If you look at the stats from the link above you can see that webservers mainly utilize two different technologies to serve web pages, they either use Apache or NGNIX. That compromises 85% of every server on the internet. What they have in common is they are open source. Anyone can freely use them, they can freely look at the code that powers them, they can easily propose changes to the code.
I kind of veered off the point, let me say it, the biggest problem with data security is nation states. Nation states like the US government are responsible for incidences of systems being hacked than any other institution. The reason being is spying. Markets around computers have contracted so much in the last decade, there are only a couple real choices on the market. If you want to serve a web page on a enterprise level you have two choices for processors, you are either using AMD processors or Intel processors. Intel is by far the most popular choice.
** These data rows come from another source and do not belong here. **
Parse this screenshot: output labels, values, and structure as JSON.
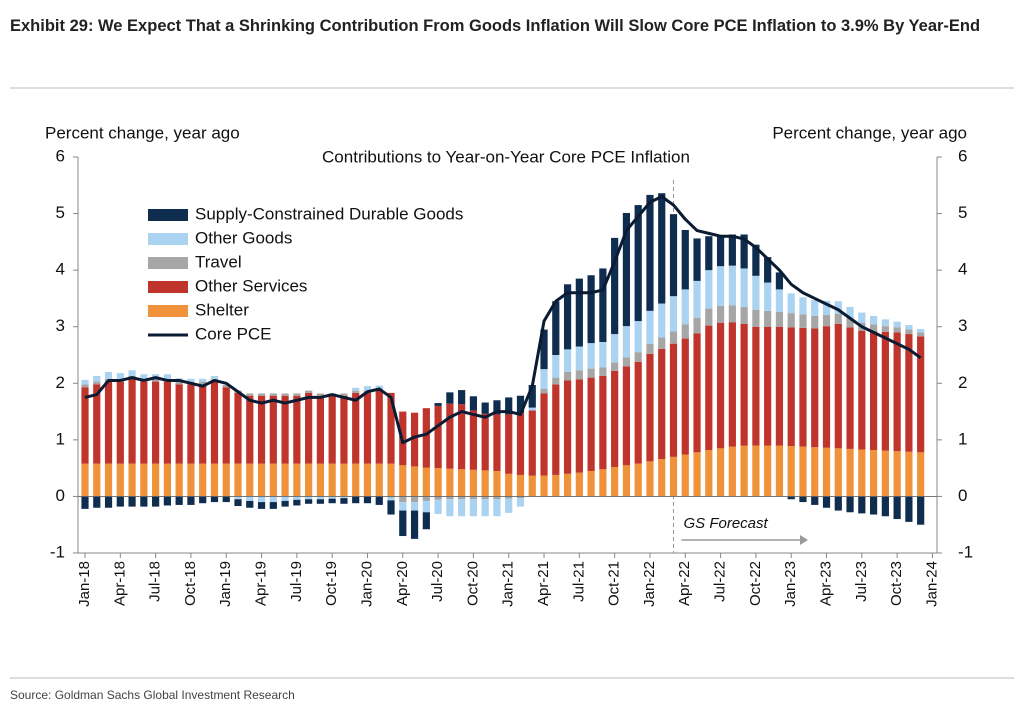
{
  "chart_data": {
    "type": "stacked-bar-line",
    "title": "Exhibit 29: We Expect That a Shrinking Contribution From Goods Inflation Will Slow Core PCE Inflation to 3.9% By Year-End",
    "subtitle": "Contributions to Year-on-Year Core PCE Inflation",
    "y_label": "Percent change, year ago",
    "y2_label": "Percent change, year ago",
    "annotation": "GS Forecast",
    "source": "Source: Goldman Sachs Global Investment Research",
    "categories": [
      "Jan-18",
      null,
      null,
      "Apr-18",
      null,
      null,
      "Jul-18",
      null,
      null,
      "Oct-18",
      null,
      null,
      "Jan-19",
      null,
      null,
      "Apr-19",
      null,
      null,
      "Jul-19",
      null,
      null,
      "Oct-19",
      null,
      null,
      "Jan-20",
      null,
      null,
      "Apr-20",
      null,
      null,
      "Jul-20",
      null,
      null,
      "Oct-20",
      null,
      null,
      "Jan-21",
      null,
      null,
      "Apr-21",
      null,
      null,
      "Jul-21",
      null,
      null,
      "Oct-21",
      null,
      null,
      "Jan-22",
      null,
      null,
      "Apr-22",
      null,
      null,
      "Jul-22",
      null,
      null,
      "Oct-22",
      null,
      null,
      "Jan-23",
      null,
      null,
      "Apr-23",
      null,
      null,
      "Jul-23",
      null,
      null,
      "Oct-23",
      null,
      null,
      "Jan-24"
    ],
    "series": [
      {
        "name": "Shelter",
        "color": "#f0923a",
        "values": [
          0.58,
          0.58,
          0.58,
          0.58,
          0.58,
          0.58,
          0.58,
          0.58,
          0.58,
          0.58,
          0.58,
          0.58,
          0.58,
          0.58,
          0.58,
          0.58,
          0.58,
          0.58,
          0.58,
          0.58,
          0.58,
          0.58,
          0.58,
          0.58,
          0.58,
          0.58,
          0.58,
          0.55,
          0.53,
          0.51,
          0.5,
          0.49,
          0.48,
          0.47,
          0.46,
          0.45,
          0.4,
          0.38,
          0.37,
          0.37,
          0.38,
          0.4,
          0.42,
          0.45,
          0.48,
          0.52,
          0.55,
          0.58,
          0.62,
          0.66,
          0.7,
          0.74,
          0.78,
          0.82,
          0.85,
          0.88,
          0.9,
          0.9,
          0.9,
          0.9,
          0.89,
          0.88,
          0.87,
          0.86,
          0.85,
          0.84,
          0.83,
          0.82,
          0.81,
          0.8,
          0.79,
          0.78,
          null
        ]
      },
      {
        "name": "Other Services",
        "color": "#c0352b",
        "values": [
          1.35,
          1.4,
          1.45,
          1.45,
          1.5,
          1.45,
          1.45,
          1.45,
          1.4,
          1.4,
          1.4,
          1.45,
          1.35,
          1.25,
          1.2,
          1.2,
          1.2,
          1.2,
          1.2,
          1.25,
          1.2,
          1.2,
          1.2,
          1.25,
          1.25,
          1.3,
          1.25,
          0.95,
          0.95,
          1.05,
          1.1,
          1.15,
          1.15,
          1.05,
          1.0,
          1.0,
          1.05,
          1.1,
          1.15,
          1.45,
          1.6,
          1.65,
          1.65,
          1.65,
          1.65,
          1.7,
          1.75,
          1.8,
          1.9,
          1.95,
          2.0,
          2.05,
          2.1,
          2.2,
          2.22,
          2.2,
          2.15,
          2.1,
          2.1,
          2.1,
          2.1,
          2.1,
          2.1,
          2.15,
          2.2,
          2.15,
          2.1,
          2.1,
          2.1,
          2.1,
          2.08,
          2.05,
          null
        ]
      },
      {
        "name": "Travel",
        "color": "#a6a6a6",
        "values": [
          0.05,
          0.05,
          0.05,
          0.05,
          0.05,
          0.05,
          0.05,
          0.05,
          0.05,
          0.05,
          0.05,
          0.05,
          0.04,
          0.04,
          0.04,
          0.04,
          0.04,
          0.04,
          0.04,
          0.04,
          0.04,
          0.04,
          0.04,
          0.04,
          0.04,
          0.03,
          -0.02,
          -0.1,
          -0.1,
          -0.08,
          -0.06,
          -0.05,
          -0.05,
          -0.05,
          -0.05,
          -0.05,
          -0.04,
          -0.03,
          0.0,
          0.08,
          0.12,
          0.15,
          0.16,
          0.16,
          0.15,
          0.15,
          0.16,
          0.17,
          0.18,
          0.2,
          0.22,
          0.25,
          0.28,
          0.3,
          0.3,
          0.3,
          0.3,
          0.3,
          0.28,
          0.26,
          0.25,
          0.24,
          0.22,
          0.2,
          0.18,
          0.16,
          0.14,
          0.12,
          0.1,
          0.09,
          0.08,
          0.07,
          null
        ]
      },
      {
        "name": "Other Goods",
        "color": "#a9d3f0",
        "values": [
          0.08,
          0.1,
          0.12,
          0.1,
          0.1,
          0.08,
          0.08,
          0.08,
          0.06,
          0.05,
          0.05,
          0.05,
          0.0,
          -0.05,
          -0.08,
          -0.1,
          -0.1,
          -0.08,
          -0.06,
          -0.05,
          -0.05,
          -0.04,
          -0.03,
          0.05,
          0.08,
          0.05,
          -0.05,
          -0.15,
          -0.15,
          -0.2,
          -0.25,
          -0.3,
          -0.3,
          -0.3,
          -0.3,
          -0.3,
          -0.25,
          -0.15,
          0.05,
          0.35,
          0.4,
          0.4,
          0.42,
          0.45,
          0.45,
          0.5,
          0.55,
          0.55,
          0.58,
          0.6,
          0.62,
          0.62,
          0.65,
          0.68,
          0.7,
          0.7,
          0.68,
          0.6,
          0.5,
          0.4,
          0.35,
          0.3,
          0.28,
          0.25,
          0.22,
          0.2,
          0.18,
          0.15,
          0.12,
          0.1,
          0.08,
          0.06,
          null
        ]
      },
      {
        "name": "Supply-Constrained Durable Goods",
        "color": "#0f2d4f",
        "values": [
          -0.22,
          -0.2,
          -0.2,
          -0.18,
          -0.18,
          -0.18,
          -0.18,
          -0.16,
          -0.15,
          -0.15,
          -0.12,
          -0.1,
          -0.1,
          -0.12,
          -0.12,
          -0.12,
          -0.12,
          -0.1,
          -0.1,
          -0.08,
          -0.08,
          -0.08,
          -0.1,
          -0.12,
          -0.12,
          -0.15,
          -0.25,
          -0.45,
          -0.5,
          -0.3,
          0.05,
          0.2,
          0.25,
          0.25,
          0.2,
          0.25,
          0.3,
          0.3,
          0.4,
          0.7,
          0.95,
          1.15,
          1.2,
          1.2,
          1.3,
          1.7,
          2.0,
          2.05,
          2.05,
          1.95,
          1.45,
          1.05,
          0.75,
          0.6,
          0.55,
          0.55,
          0.6,
          0.55,
          0.45,
          0.3,
          -0.05,
          -0.1,
          -0.15,
          -0.2,
          -0.25,
          -0.28,
          -0.3,
          -0.32,
          -0.35,
          -0.4,
          -0.45,
          -0.5,
          null
        ]
      },
      {
        "name": "Core PCE",
        "color": "#0a1b33",
        "line": true,
        "values": [
          1.75,
          1.8,
          2.05,
          2.05,
          2.1,
          2.05,
          2.1,
          2.05,
          2.05,
          2.0,
          1.95,
          2.05,
          2.0,
          1.85,
          1.7,
          1.65,
          1.7,
          1.65,
          1.7,
          1.75,
          1.75,
          1.8,
          1.75,
          1.7,
          1.85,
          1.9,
          1.75,
          0.95,
          1.05,
          1.1,
          1.25,
          1.4,
          1.5,
          1.45,
          1.4,
          1.5,
          1.5,
          1.45,
          1.95,
          3.1,
          3.45,
          3.6,
          3.6,
          3.6,
          3.65,
          4.15,
          4.7,
          4.95,
          5.2,
          5.3,
          5.15,
          4.9,
          4.7,
          4.65,
          4.6,
          4.6,
          4.55,
          4.4,
          4.2,
          4.0,
          3.75,
          3.6,
          3.5,
          3.4,
          3.3,
          3.15,
          3.0,
          2.9,
          2.8,
          2.7,
          2.6,
          2.45,
          null
        ]
      }
    ],
    "legend_order": [
      "Supply-Constrained Durable Goods",
      "Other Goods",
      "Travel",
      "Other Services",
      "Shelter",
      "Core PCE"
    ],
    "ylim": [
      -1,
      6
    ],
    "yticks": [
      -1,
      0,
      1,
      2,
      3,
      4,
      5,
      6
    ],
    "y2lim": [
      -1,
      6
    ],
    "y2ticks": [
      -1,
      0,
      1,
      2,
      3,
      4,
      5,
      6
    ],
    "grid": false,
    "legend": "upper-left"
  }
}
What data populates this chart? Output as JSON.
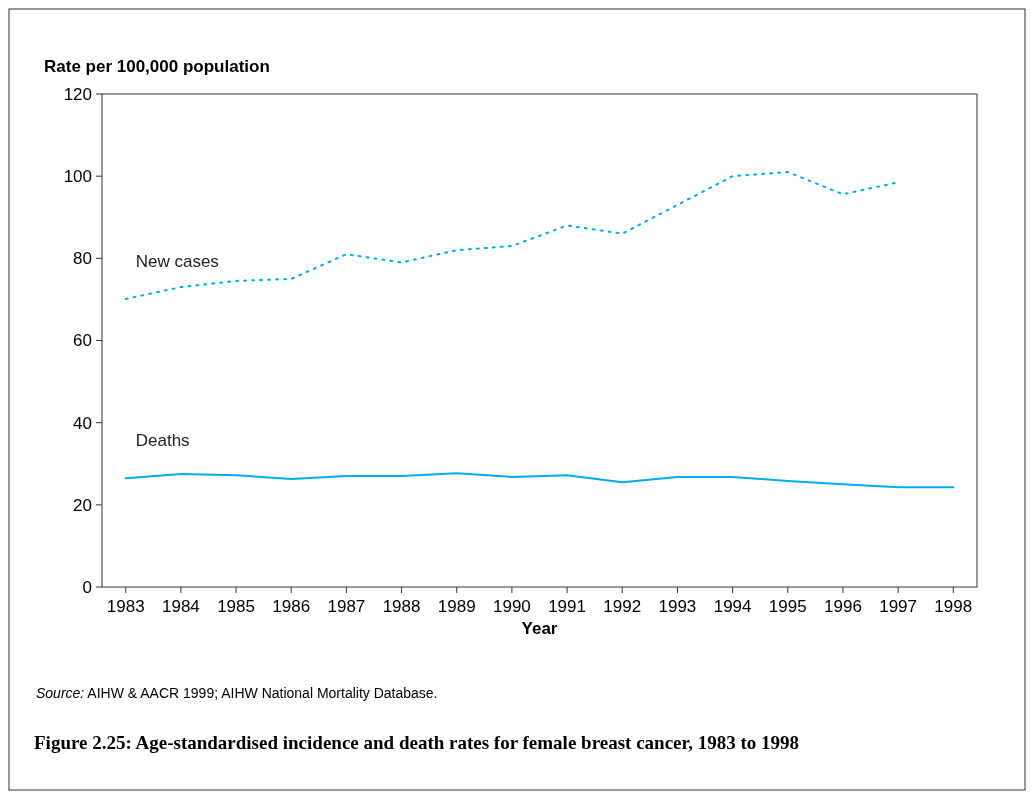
{
  "chart_data": {
    "type": "line",
    "title": "Figure 2.25: Age-standardised incidence and death rates for female breast cancer, 1983 to 1998",
    "xlabel": "Year",
    "ylabel": "Rate per 100,000 population",
    "annotations": [
      "Source: AIHW & AACR 1999; AIHW National Mortality Database."
    ],
    "categories": [
      "1983",
      "1984",
      "1985",
      "1986",
      "1987",
      "1988",
      "1989",
      "1990",
      "1991",
      "1992",
      "1993",
      "1994",
      "1995",
      "1996",
      "1997",
      "1998"
    ],
    "series": [
      {
        "name": "New cases",
        "color": "#00aeef",
        "line_style": "dotted",
        "values": [
          70.1,
          73,
          74.5,
          75,
          81,
          79,
          82,
          83,
          88,
          86,
          93,
          100,
          101,
          95.6,
          98.5,
          null
        ]
      },
      {
        "name": "Deaths",
        "color": "#00aeef",
        "line_style": "solid",
        "values": [
          26.5,
          27.5,
          27.2,
          26.3,
          27,
          27,
          27.7,
          26.8,
          27.2,
          25.5,
          26.8,
          26.8,
          25.8,
          25,
          24.3,
          24.3
        ]
      }
    ],
    "ylim": [
      0,
      120
    ],
    "yticks": [
      0,
      20,
      40,
      60,
      80,
      100,
      120
    ],
    "legend": false,
    "grid": false
  }
}
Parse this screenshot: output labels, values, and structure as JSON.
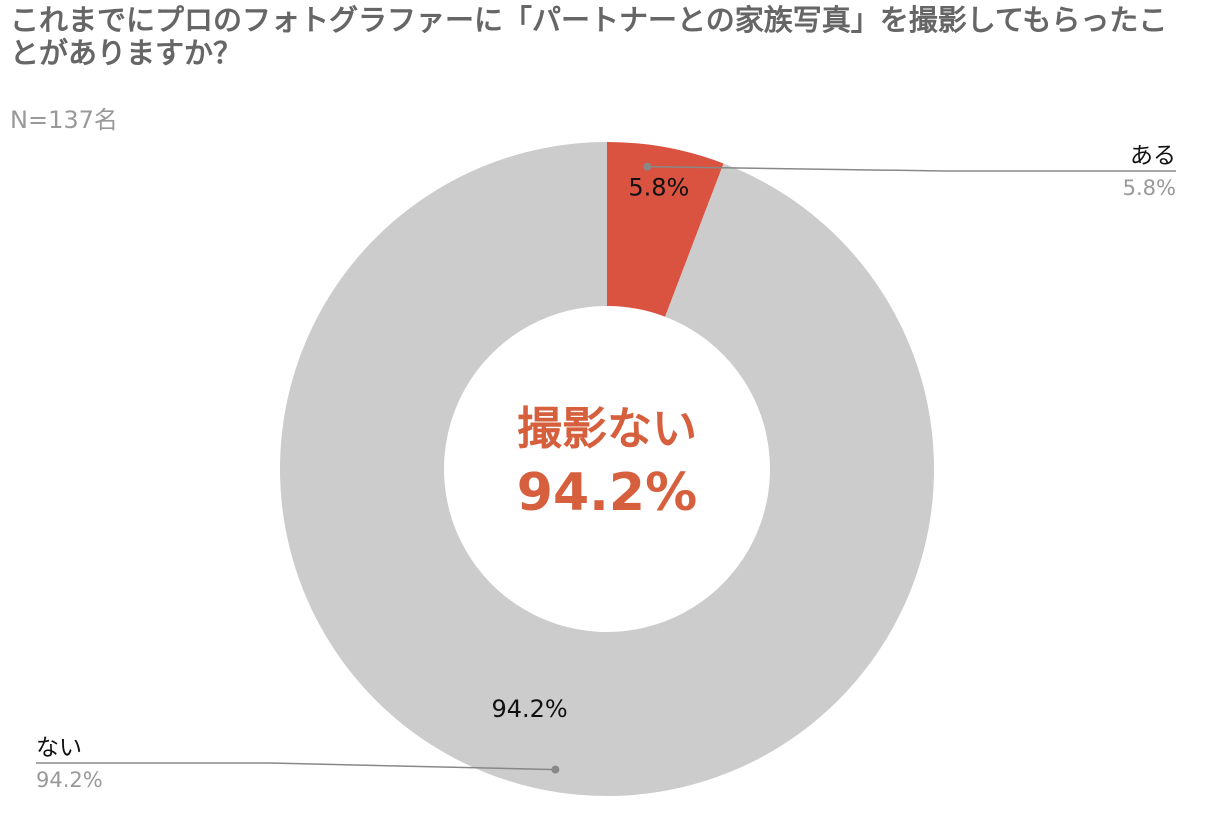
{
  "chart_data": {
    "type": "pie",
    "title": "これまでにプロのフォトグラファーに「パートナーとの家族写真」を撮影してもらったことがありますか？",
    "subtitle": "N=137名",
    "donut": true,
    "center_label": "撮影ない",
    "center_value": "94.2%",
    "legend_placement": "callouts",
    "categories": [
      "ある",
      "ない"
    ],
    "values": [
      5.8,
      94.2
    ],
    "value_labels": [
      "5.8%",
      "94.2%"
    ],
    "colors": [
      "#d95340",
      "#cccccc"
    ],
    "accent_color": "#d6603d",
    "leader_color": "#888888"
  }
}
Edward Snowden introduced a new era in realizing how insecure our data is. In his leaks we discovered vulnerabilities in popular software that had been exploited by our government for years. Our government did not want to report the exploits because if they did, the other governments around the world would patch them and it would hurt our ability to spy. So they were never mentioned, in never mentioning them it exposed hundreds of millions of Americas to being spied on as well.
After the first exploits came out a flood gate opened and dozens of other exploits were found, ones that are highly suspected that ours and other governments had been using for years. How can individuals like you or I protect against this when our government is actively working against our interests?
Honestly I am not sure what a good solution is at this time. Something needs to be done, but we need to have common sense laws put together by people that actually understand the industry and understand what we are up against. Not some old person that does not understand tech trying to put something out to appeal to a base. That is exactly what we do not need.